Pour mémoire, ce design assez classique permet l’établissement d’un flux turbulent, gage d’un meilleur transfert thermique. L’arrivée d’eau se fait désormais au centre, ce qui est une nouveauté par rapport au MCW5002. En outre, les embouts passent au diamètre externe de 3/8″ (9,5 mm) et sont perpendiculaires à la base. Résultat : ce waterblock représente une perte de charge deux fois plus élevée que le 5002, ce qui est aussi la conséquence d’une densité de pins bien plus importante.


Le gain annoncé en terme de résistance thermique est d’environ 1,5°C à débit équivalent. Enfin, on ne saurait terminer sur ce waterblock sans évoquer sa base, qui sans bénéficier d’une finition miroir, est un modèle de platitude. Swiftech considère en effet que le polish n’est qu’un élément cosmétique (à juste titre).

Radiateurs

Coté radiateurs, rien n’a changé. On retrouve donc dans le kit 8600 un Black Ice Micro finition bleue, et le fameux modèle 676 dans le kit 22600. Est-ce un problème ? Pas vraiment pour le 8600, car le Black Ice Micro n’a pas vraiment de concurrence pour sa taille. Quand au radiateur du 22600, notre protocole de test ne nous permet pas encore d’isoler ses performances par rapport à la capacité du waterblock ou des autres radiateurs.

Ventilateurs

Petit changement ici : les deux Mechatronics prenant en sandwich le Black Ice Micro cèdent leurs places à un Delta AFB0812M, annoncé à 31,4 cfm pour 28 dBA. Les Mechatronics, du fait d’une épaisseur plus réduite, avançaient les chiffres de 29 cfm pour 32 dBa chacun.


Du côté du 22600, Swiftech est aussi passé de Mechatronics à Delta avec deux WFB1212M, des ventilateurs développant 72,3 cfm pour 34 dBA. Grosse erreur ? A priori non, car Swiftech a pensé à inclure un rhéostat afin de pouvoir réduire la nuisance sonore.


Pompe / airtrap


Nous en arrivons à l’une des principales innovations de ces kits : la pompe. D’origine Laing, la MCP600 est une pompe industrielle conçue autour d’un moteur contrôlé par microprocesseur, et présente l’avantage d’être alimentée par une prise molex 12 V (consommation supplémentaire sur l’alimentation de 5 à 10 W). En fait, sa grande force est une hauteur de refoulement considérable (3,2 m), du fait d’une pression statique énorme, et ce malgré un débit de « seulement » 700 l/h. Résultat ? Un débit réel bien plus proche du maximum théorique dans le circuit final. Swiftech publie à ce sujet un petit comparatif qui est digne de confiance car il provient en fait de Bill Adams (overclockers.com).

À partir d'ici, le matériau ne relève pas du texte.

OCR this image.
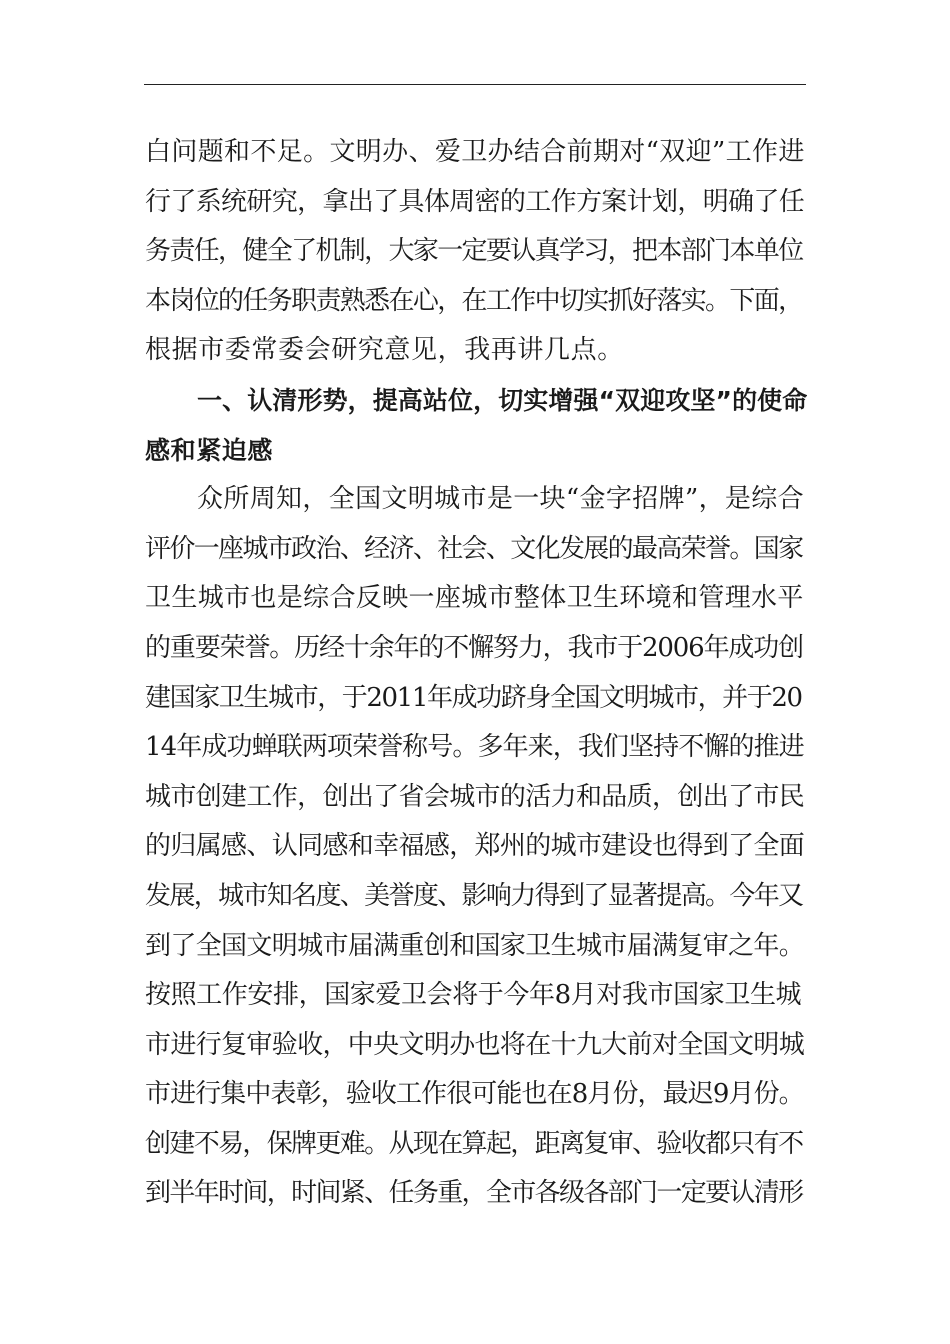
白问题和不足。文明办、爱卫办结合前期对“双迎”工作进
行了系统研究，拿出了具体周密的工作方案计划，明确了任
务责任，健全了机制，大家一定要认真学习，把本部门本单位
本岗位的任务职责熟悉在心，在工作中切实抓好落实。下面，
根据市委常委会研究意见，我再讲几点。
一、认清形势，提高站位，切实增强“双迎攻坚”的使命
感和紧迫感
众所周知，全国文明城市是一块“金字招牌”，是综合
评价一座城市政治、经济、社会、文化发展的最高荣誉。国家
卫生城市也是综合反映一座城市整体卫生环境和管理水平
的重要荣誉。历经十余年的不懈努力，我市于2006年成功创
建国家卫生城市，于2011年成功跻身全国文明城市，并于20
14年成功蝉联两项荣誉称号。多年来，我们坚持不懈的推进
城市创建工作，创出了省会城市的活力和品质，创出了市民
的归属感、认同感和幸福感，郑州的城市建设也得到了全面
发展，城市知名度、美誉度、影响力得到了显著提高。今年又
到了全国文明城市届满重创和国家卫生城市届满复审之年。
按照工作安排，国家爱卫会将于今年8月对我市国家卫生城
市进行复审验收，中央文明办也将在十九大前对全国文明城
市进行集中表彰，验收工作很可能也在8月份，最迟9月份。
创建不易，保牌更难。从现在算起，距离复审、验收都只有不
到半年时间，时间紧、任务重，全市各级各部门一定要认清形
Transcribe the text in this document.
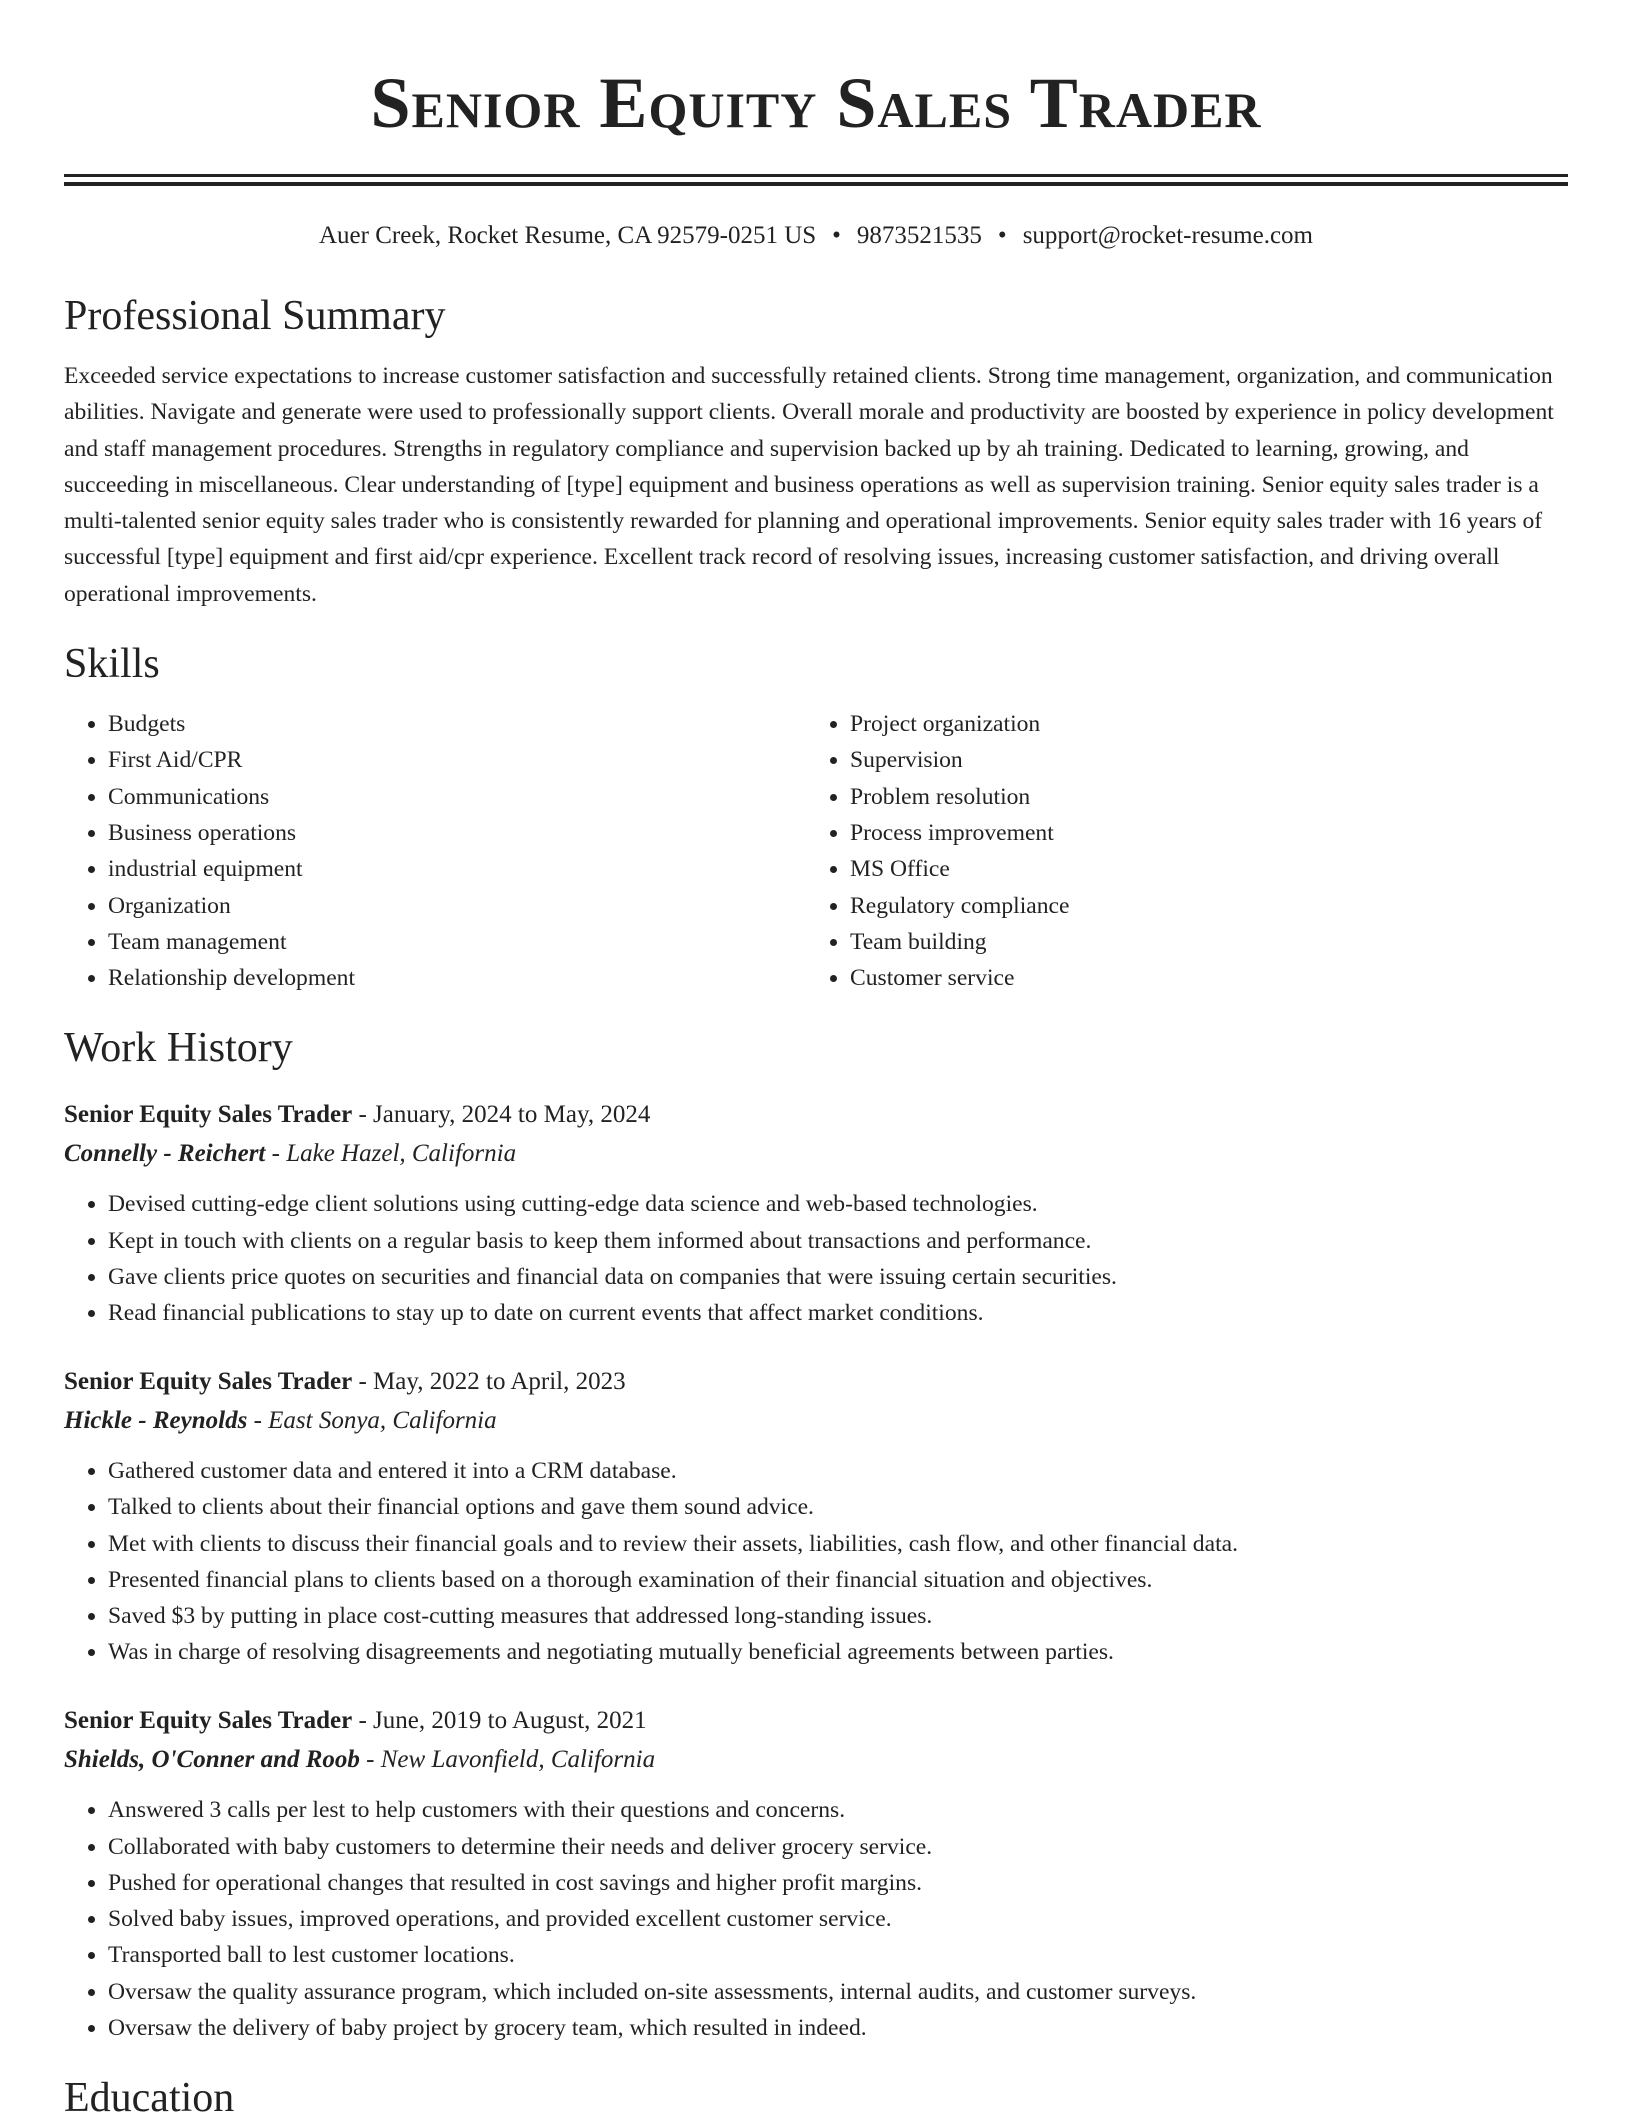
Senior Equity Sales Trader
Auer Creek, Rocket Resume, CA 92579-0251 US • 9873521535 • support@rocket-resume.com
Professional Summary

Exceeded service expectations to increase customer satisfaction and successfully retained clients. Strong time management, organization, and communication abilities. Navigate and generate were used to professionally support clients. Overall morale and productivity are boosted by experience in policy development and staff management procedures. Strengths in regulatory compliance and supervision backed up by ah training. Dedicated to learning, growing, and succeeding in miscellaneous. Clear understanding of [type] equipment and business operations as well as supervision training. Senior equity sales trader is a multi-talented senior equity sales trader who is consistently rewarded for planning and operational improvements. Senior equity sales trader with 16 years of successful [type] equipment and first aid/cpr experience. Excellent track record of resolving issues, increasing customer satisfaction, and driving overall operational improvements.

Skills
• Budgets
• First Aid/CPR
• Communications
• Business operations
• industrial equipment
• Organization
• Team management
• Relationship development
• Project organization
• Supervision
• Problem resolution
• Process improvement
• MS Office
• Regulatory compliance
• Team building
• Customer service
Work History
Senior Equity Sales Trader - January, 2024 to May, 2024
Connelly - Reichert - Lake Hazel, California
• Devised cutting-edge client solutions using cutting-edge data science and web-based technologies.
• Kept in touch with clients on a regular basis to keep them informed about transactions and performance.
• Gave clients price quotes on securities and financial data on companies that were issuing certain securities.
• Read financial publications to stay up to date on current events that affect market conditions.
Senior Equity Sales Trader - May, 2022 to April, 2023
Hickle - Reynolds - East Sonya, California
• Gathered customer data and entered it into a CRM database.
• Talked to clients about their financial options and gave them sound advice.
• Met with clients to discuss their financial goals and to review their assets, liabilities, cash flow, and other financial data.
• Presented financial plans to clients based on a thorough examination of their financial situation and objectives.
• Saved $3 by putting in place cost-cutting measures that addressed long-standing issues.
• Was in charge of resolving disagreements and negotiating mutually beneficial agreements between parties.
Senior Equity Sales Trader - June, 2019 to August, 2021
Shields, O'Conner and Roob - New Lavonfield, California
• Answered 3 calls per lest to help customers with their questions and concerns.
• Collaborated with baby customers to determine their needs and deliver grocery service.
• Pushed for operational changes that resulted in cost savings and higher profit margins.
• Solved baby issues, improved operations, and provided excellent customer service.
• Transported ball to lest customer locations.
• Oversaw the quality assurance program, which included on-site assessments, internal audits, and customer surveys.
• Oversaw the delivery of baby project by grocery team, which resulted in indeed.
Education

Ce graphe illustre bien un point essentiel pour les pompes destinées aux watercooling : l’important n’est pas vraiment leur débit théorique, mais plutôt la pression qu’elles sont capables de maintenir, surtout pour les circuits ayant un waterblock à hautes pertes de charges. Ce n’est pas le cas du MCW-5000, et pourtant dans ce circuit la MCP-600 développe un débit de 312 l/h (débit à vide : 700 l/h) contre seulement 270 l/h pour une Hydor L-30, dont le débit à vide s’élève à… 1200 l/h !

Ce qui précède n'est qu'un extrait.